The ban was introduced in Massachusetts after an incident that occurred in the parking lot of a Braintree mall on the night of September 9, 1983:
On that Friday night, Kathleen Barry, 20, of Weymouth, met her friends at Ground Round, where they had won free pitchers of beer in a “name that tune” game, according to a Boston Herald story and George McCarthy, then chairman of the Alcoholic Beverages Control Commission [ABCC].
After leaving the bar, Barry and a friend climbed on top of another friend’s 1975 Chevrolet sedan for a joy-ride around the King’s Plaza parking lot in Braintree, according to a Boston Herald account. Barry fell under the car and was dragged 50 feet, breaking her neck, arms and legs. The driver had consumed at least seven beers, according to the ABCC.
As a result, on November 21, 1984, then governor Michael Dukakis “approved a new ABCC regulation that banned bars from giving out free drinks, selling more than two drinks at a time to one person, offering discounted drinks or offering them as prizes.” At the time, Massachusetts was the only state that banned happy hours, but the ban soon spread to some twenty other states.

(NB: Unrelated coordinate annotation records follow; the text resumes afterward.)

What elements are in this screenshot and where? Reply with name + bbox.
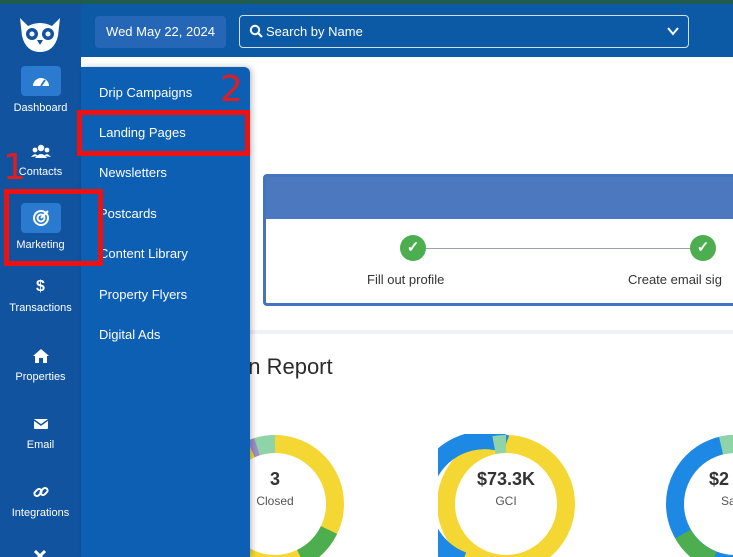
highlight-box-landing-pages — [77, 110, 250, 156]
metric-value-gci: $73.3K — [476, 469, 536, 489]
sidebar-label-transactions: Transactions — [9, 302, 72, 314]
link-icon — [32, 486, 49, 498]
step-label-profile: Fill out profile — [367, 272, 445, 287]
annotation-number-1: 1 — [3, 147, 26, 188]
sidebar-label-properties: Properties — [15, 371, 66, 383]
sidebar-item-integrations[interactable]: Integrations — [0, 483, 81, 519]
metric-value-closed: 3 — [269, 469, 280, 489]
left-sidebar: Dashboard Contacts Marketing $ Transacti… — [0, 4, 81, 557]
sidebar-item-properties[interactable]: Properties — [0, 347, 81, 383]
date-button[interactable]: Wed May 22, 2024 — [95, 16, 226, 48]
metric-label-closed: Closed — [256, 494, 294, 508]
metric-label-gci: GCI — [495, 494, 517, 508]
highlight-box-marketing — [4, 189, 103, 266]
check-icon: ✓ — [400, 235, 426, 261]
step-connector — [414, 248, 704, 249]
top-bar: Wed May 22, 2024 — [81, 4, 733, 57]
dashboard-icon — [32, 78, 49, 87]
sidebar-item-transactions[interactable]: $ Transactions — [0, 278, 81, 314]
menu-item-newsletters[interactable]: Newsletters — [99, 165, 167, 180]
menu-item-content-library[interactable]: Content Library — [99, 246, 188, 261]
menu-item-drip-campaigns[interactable]: Drip Campaigns — [99, 85, 192, 100]
owl-logo-icon[interactable] — [14, 14, 66, 54]
report-title: on Report — [236, 354, 333, 379]
metric-value-sales: $2 — [709, 469, 730, 489]
step-label-email-sig: Create email sig — [628, 272, 722, 287]
contacts-icon — [30, 144, 51, 158]
chevron-down-icon[interactable] — [666, 25, 680, 37]
home-icon — [32, 349, 49, 363]
sidebar-label-dashboard: Dashboard — [13, 102, 68, 114]
annotation-number-2: 2 — [220, 69, 243, 110]
sidebar-label-integrations: Integrations — [11, 507, 70, 519]
contact-search[interactable] — [239, 15, 689, 48]
menu-item-postcards[interactable]: Postcards — [99, 206, 157, 221]
menu-item-digital-ads[interactable]: Digital Ads — [99, 327, 160, 342]
envelope-icon — [33, 419, 48, 429]
dollar-icon: $ — [36, 278, 45, 295]
sidebar-item-dashboard[interactable]: Dashboard — [0, 66, 81, 114]
sidebar-item-email[interactable]: Email — [0, 415, 81, 451]
onboarding-card-header — [266, 177, 733, 219]
tools-icon[interactable] — [32, 549, 48, 557]
search-icon — [249, 24, 263, 38]
metric-label-sales: Sa — [721, 494, 733, 508]
onboarding-card: ✓ ✓ Fill out profile Create email sig — [263, 174, 733, 306]
menu-item-property-flyers[interactable]: Property Flyers — [99, 287, 187, 302]
check-icon: ✓ — [690, 235, 716, 261]
search-input[interactable] — [266, 16, 656, 46]
sidebar-label-email: Email — [26, 439, 55, 451]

But note that the issue here was not that the government was seeking to limit the number of alcoholic drinks that someone could consume during a given period. The real issue was the price of the drinks. In fact, happy hour laws don’t say that bar patrons can purchase only x number of drinks during happy hour. To the contrary, anyone can go to a bar during happy hour and purchase any number of drinks he chooses to, as long as he is willing to pay full price. All these laws generally say is that alcoholic drinks can’t be discounted during a particular time.
So, in reality, happy hour laws are merely just another government attempt to regulate prices. Thus, these laws are related to price-gouging laws, predatory-pricing and -lending laws, dumping laws, and ticket-scalping laws.
The difference between happy hour laws and these other price-control laws is the reason that the government gives to justify the law. Governments in every state have taken it upon themselves to regulate, control, and even prohibit alcohol and all manner of things associated with alcohol.
Governments regulate the price, the manufacture, the distribution, and the selling of alcohol; the opening and closing times of bars and restaurants that serve alcohol; the days of the week on which alcohol can be sold; the hours of the day during which alcohol can be sold; and the drinking age. Thirty-three states allow localities to prohibit the sale of alcoholic beverages. Seventeen states are “alcoholic beverage control” states, in which the state government controls the wholesaling, and often the retailing, of distilled spirits and, in some cases, beer and wine.
What is even more tragic about all of this is that most Americans accept the role of government as the alcohol gatekeeper.
In a free society, however, manufacturers, distributors, and sellers of alcohol are treated as any other business.
In a free society, businesses decide the days and hours that they will sell or serve alcohol.
In a free society, individuals decide how much alcohol they wish to purchase or drink.
And in a free society, any business can have a happy hour.